T: west of Morawa, 29°08'S,
115°44'E,
Western Australia, 3 Feb. 1988, M.I.H.Brooker 9879 & C.Sounness;
holo: PERTH; iso: AD, CANB, MEL, NSW.
Tree (mallet) to 10 m tall. Lignotuber absent.
Bark rough, grey-black for up to 2-3 m of trunk, tightly fibrous
and fissured to flaky, smooth above, grey and yellowish brown.
Branchlets with pith oil glands at the nodes.
Juvenile growth (coppice or field seedlings to 50 cm):
not seen.
Adult leaves alternate, petioles 0.8-2 cm long; blade lanceolate,
6-12 cm long, 1-2.2 cm wide, base tapering to petiole, margin entire,
apex pointed, concolorous, very glossy, green, side veins at an acute
or wider angle to midrib, reticulation moderate to dense, intramarginal
vein remote from margin, oil glands mostly island.
Inflorescences axillary unbranched, peduncles widening apically,
0.8-1.8 cm long; buds ?9 or 11, pedicellate, elongated-fusiform, scar
present, operculum horn-shaped, three to four times the length of
the hypanthium and narrower than it at the join, a few outer stamens
erect, most stamens variably deflexed, anthers oblong, versatile,
dorsifixed, dehiscing by longitudinal slits, style long and straight,
stigma more or less tapered, locules 3, the placentae each with 4
vertical rows of ovules; flowers creamy white.
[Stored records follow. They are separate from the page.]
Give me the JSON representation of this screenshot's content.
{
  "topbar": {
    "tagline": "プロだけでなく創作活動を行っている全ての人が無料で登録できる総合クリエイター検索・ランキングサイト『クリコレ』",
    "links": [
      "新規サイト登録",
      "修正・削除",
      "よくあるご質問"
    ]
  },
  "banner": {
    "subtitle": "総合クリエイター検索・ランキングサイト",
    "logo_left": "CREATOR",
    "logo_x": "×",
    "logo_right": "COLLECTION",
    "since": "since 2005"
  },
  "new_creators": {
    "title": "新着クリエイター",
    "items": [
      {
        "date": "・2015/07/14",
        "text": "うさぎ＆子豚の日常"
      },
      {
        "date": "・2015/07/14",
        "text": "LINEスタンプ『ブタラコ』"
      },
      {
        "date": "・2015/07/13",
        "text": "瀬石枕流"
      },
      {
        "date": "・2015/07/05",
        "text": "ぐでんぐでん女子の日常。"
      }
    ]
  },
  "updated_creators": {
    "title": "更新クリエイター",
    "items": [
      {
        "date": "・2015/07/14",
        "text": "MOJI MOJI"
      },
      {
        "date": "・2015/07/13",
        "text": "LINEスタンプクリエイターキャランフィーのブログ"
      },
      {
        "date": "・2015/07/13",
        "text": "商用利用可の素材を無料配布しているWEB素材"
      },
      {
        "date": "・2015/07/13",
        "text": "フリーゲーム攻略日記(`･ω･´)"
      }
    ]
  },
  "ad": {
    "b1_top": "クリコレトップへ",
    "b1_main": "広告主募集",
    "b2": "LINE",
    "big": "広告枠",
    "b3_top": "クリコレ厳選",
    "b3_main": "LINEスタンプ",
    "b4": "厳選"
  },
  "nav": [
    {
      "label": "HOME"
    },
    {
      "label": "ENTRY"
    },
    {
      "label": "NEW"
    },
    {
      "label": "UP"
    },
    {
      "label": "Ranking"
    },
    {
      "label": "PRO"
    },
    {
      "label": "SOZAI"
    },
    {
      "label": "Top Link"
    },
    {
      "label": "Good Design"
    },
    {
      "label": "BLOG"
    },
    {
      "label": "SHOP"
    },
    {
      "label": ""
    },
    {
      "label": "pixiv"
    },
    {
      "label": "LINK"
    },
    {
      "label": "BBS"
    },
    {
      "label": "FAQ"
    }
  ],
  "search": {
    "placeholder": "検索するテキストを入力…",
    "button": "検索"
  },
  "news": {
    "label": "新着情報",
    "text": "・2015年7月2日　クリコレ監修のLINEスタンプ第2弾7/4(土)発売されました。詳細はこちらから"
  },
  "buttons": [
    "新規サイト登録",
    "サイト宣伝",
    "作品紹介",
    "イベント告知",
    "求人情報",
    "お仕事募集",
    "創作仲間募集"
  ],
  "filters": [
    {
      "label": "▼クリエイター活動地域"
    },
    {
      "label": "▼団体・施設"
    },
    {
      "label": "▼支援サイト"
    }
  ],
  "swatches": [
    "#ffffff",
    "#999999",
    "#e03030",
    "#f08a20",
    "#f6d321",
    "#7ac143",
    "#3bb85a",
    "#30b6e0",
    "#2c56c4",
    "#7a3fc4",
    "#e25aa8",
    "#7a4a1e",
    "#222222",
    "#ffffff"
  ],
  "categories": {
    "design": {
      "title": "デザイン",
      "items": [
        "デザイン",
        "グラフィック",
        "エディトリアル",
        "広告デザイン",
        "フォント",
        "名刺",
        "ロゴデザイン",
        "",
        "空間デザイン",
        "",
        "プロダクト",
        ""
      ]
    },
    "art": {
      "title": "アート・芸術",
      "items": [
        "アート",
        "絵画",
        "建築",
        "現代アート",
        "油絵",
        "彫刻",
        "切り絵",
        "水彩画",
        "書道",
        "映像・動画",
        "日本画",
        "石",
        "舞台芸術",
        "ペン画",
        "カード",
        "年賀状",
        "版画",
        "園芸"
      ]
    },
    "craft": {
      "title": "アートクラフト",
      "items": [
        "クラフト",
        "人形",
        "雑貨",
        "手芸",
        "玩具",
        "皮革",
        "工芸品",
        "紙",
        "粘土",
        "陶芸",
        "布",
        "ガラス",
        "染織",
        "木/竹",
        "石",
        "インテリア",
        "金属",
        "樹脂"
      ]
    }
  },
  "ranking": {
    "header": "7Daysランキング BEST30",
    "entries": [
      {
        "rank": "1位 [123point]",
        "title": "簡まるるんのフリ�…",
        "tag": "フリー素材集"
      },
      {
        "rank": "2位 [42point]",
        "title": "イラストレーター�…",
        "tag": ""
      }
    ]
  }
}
Fruit pedicellate, cylindrical to obconical or cupular, 0.4-0.5
cm wide, disc descending vertically, valves 3, near rim level or tips
scarcely exserted.
Seed straw-coloured, 0.5-1.2 mm, sub-spherical, surface smooth,
hilum ventral/terminal.
Cultivated seedling (measured at ca node 10): cotyledons Y-shaped
(bisected); stems more or less square in cross-section, very warty;
leaves always petiolate, opposite for 2 to 4 nodes then alternate,
broadly lanceolate to ovate, 8-10.5 cm long, 2.5-4 cm wide, new tip
growth slightly glaucous but expanded leaves blue-green to green,
slightly glossy by node 10; margin of leaf irregular due to warts
which can also be found on petiole and scattered on leaf surfaces.
NOTES
Eucalyptus arachnaea
(Latin, arachnaeus, spidery, referring to the bud clusters).
A mallee or mallet endemic to Western Australia, widespread in subcoastal
areas from north of Murchison River south-east to Wagin, usually on
low hilly country. Bark rough on lower part of stems, dark grey to
grey-black. Adult leaves are glossy green. Inflorescences are distinct
in the many slender buds forming a spidery cluster.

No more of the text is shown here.